Now, if we could create custom LLMs that are targeted at certain learning levels? That would be pretty nice. A lot more work. Imagine a Chemistry LLM that can answer questions, but know the homework well enough to avoid solving problems for students. Instead, it can tell them what chapter of their textbook to go read, or it can help them when they are having a deep dive beyond the level of material and give them answers to the sorts of problems they aren't expected to solve. The difficulty is that current LLMs aren't this selective and are instead too helpful, immediately answering all problems (even the ones they can't).
I beg to differ. Tactical use of a scientific or graphing calculator can absolutely replace large parts of the thinking process. If you're testing for the ability to solve differential equations, a powerful enough calculator can trivialize it, so they aren't allowed in calculus exams. A 10-digit calculator cannot trivialize calculus, so they are allowed. That's the distinction. LLMs operate at the maximum level of "helpfulness" and there's no good way to dial them back.
I real life if someone with an administrative job would jot 50 * 3,000 in a calculator and not notice the answer 1,500,000 is wrong (a typo) I will consider them most definitely at fault. Similarly I know some structural engineers who will notice something went wrong with the input if an answer is not within a given range.
A calculator can be used to do things you know how to do _faster_ imho but in most jobs it still requires you to at least somewhat understand what is happening under the hood. The same principle applies to using LLMs at work imho. You can use it to do stuff you know how to do faster but if you don't understand the material there's no way you can evaluate the LLMs answer and you will be at fault when there's AI slop in your output.
eta: Maybe it would be possible to design labs with LLM's in such a way that you teach them how to evaluate the LLM's answer? This would require them to have knowledge of the underlying topic. That's probably possible with specialized tools / LLM prompts but is not going to help against them using a generic LLM like ChatGPT or a cheating tool that feeds into a generic model.
> Maybe it would be possible to design labs with LLM's in such a way that you teach them how to evaluate the LLM's answer? This would require them to have knowledge of the underlying topic. That's probably possible with specialized tools / LLM prompts but is not going to help against them using a generic LLM like ChatGPT or a cheating tool that feeds into a generic model.
What you are desribing is that they should use LLM just after they know the topic. A dilemma.

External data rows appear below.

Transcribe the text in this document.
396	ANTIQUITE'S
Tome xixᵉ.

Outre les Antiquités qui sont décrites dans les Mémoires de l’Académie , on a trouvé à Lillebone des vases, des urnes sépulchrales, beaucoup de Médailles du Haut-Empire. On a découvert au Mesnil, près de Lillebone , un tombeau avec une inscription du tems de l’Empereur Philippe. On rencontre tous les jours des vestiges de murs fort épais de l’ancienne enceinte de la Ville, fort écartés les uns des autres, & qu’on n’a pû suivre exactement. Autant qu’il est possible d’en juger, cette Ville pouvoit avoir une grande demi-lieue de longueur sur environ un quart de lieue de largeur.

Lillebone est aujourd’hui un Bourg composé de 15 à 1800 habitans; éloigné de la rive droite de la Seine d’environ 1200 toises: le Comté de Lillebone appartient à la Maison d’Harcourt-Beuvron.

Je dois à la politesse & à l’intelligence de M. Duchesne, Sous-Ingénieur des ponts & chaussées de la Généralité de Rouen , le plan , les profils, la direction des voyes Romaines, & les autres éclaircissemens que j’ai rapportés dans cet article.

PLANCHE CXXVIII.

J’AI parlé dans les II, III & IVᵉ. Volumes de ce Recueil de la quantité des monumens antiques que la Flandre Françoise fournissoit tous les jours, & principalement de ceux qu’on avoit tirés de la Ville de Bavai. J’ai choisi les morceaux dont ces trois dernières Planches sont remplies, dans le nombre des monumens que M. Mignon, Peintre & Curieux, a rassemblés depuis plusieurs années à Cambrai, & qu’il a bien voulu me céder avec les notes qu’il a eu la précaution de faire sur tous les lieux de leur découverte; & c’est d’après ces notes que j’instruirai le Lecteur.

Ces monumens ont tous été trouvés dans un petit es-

Yeah, I kinda like the method siscia suggests downthread [0] where the teacher grades based on the question they ask the LLMs during the test.
I think you should be able to use the LMM at home to help you better understand the topic (they have endless patience and you can usually you can keep asking until you actually grok the topic) but during the test I think it's fair to expect that basic understanding to be there.
Also, just like how calculators are allowed in the exam halls, why not allow AI usage in exams? In real-life job you are not going to avoid use of calculator or AI. So why test people in a different context? I think the tests should focus on the skills in using calculator and AI.